My working: $(a^4-2a^2c^2+c^4)-(b^4-2b^2d^2+d^4)+4ac(b^2+d^2)-4bd(a^2+c^2)$
$=(a^2-c^2)^2-(b^2-d^2)^2+4ac(b^2+d^2)-4bd(a^2+c^2)$
$=(a+c)^2(a-c)^2-(b+d)^2(b-d)^2+4ac(b^2+d^2)-4bd(a^2+c^2)$
Solution: $(a+c+b+d)(a+c-b-d)(a^2-2ac+c^2+b^2-2bd+d^2)$
My question is: it is not hard to work backward from the solution and see how it works, but how could I proceed from my stage of working if we were not told about the solution? And how many ways are there to factorise this expression?
Many thanks!
Last question first: If you take integers coefficients and factor all the way down to irreducibles (no further factoring possible), then up to ordering, there is only one factorization.
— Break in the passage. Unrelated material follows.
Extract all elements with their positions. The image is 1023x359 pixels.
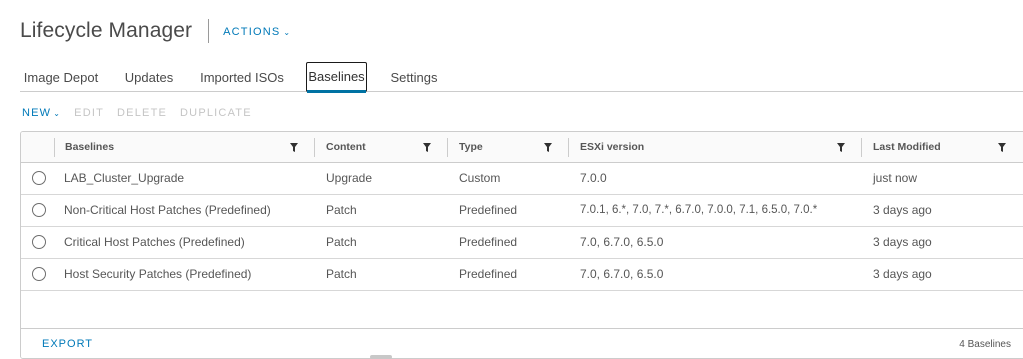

Factoring this one by hand is all about recognizing differences of squares. The hints are "$a^4+c^4$" with "$a^2+c^2$" and "$a^2c^2$" and likewise for $b$ with $d$. The general method is "you don't want to know". If there's interest, I can describe an entirely automatable method that no human should ever undertake.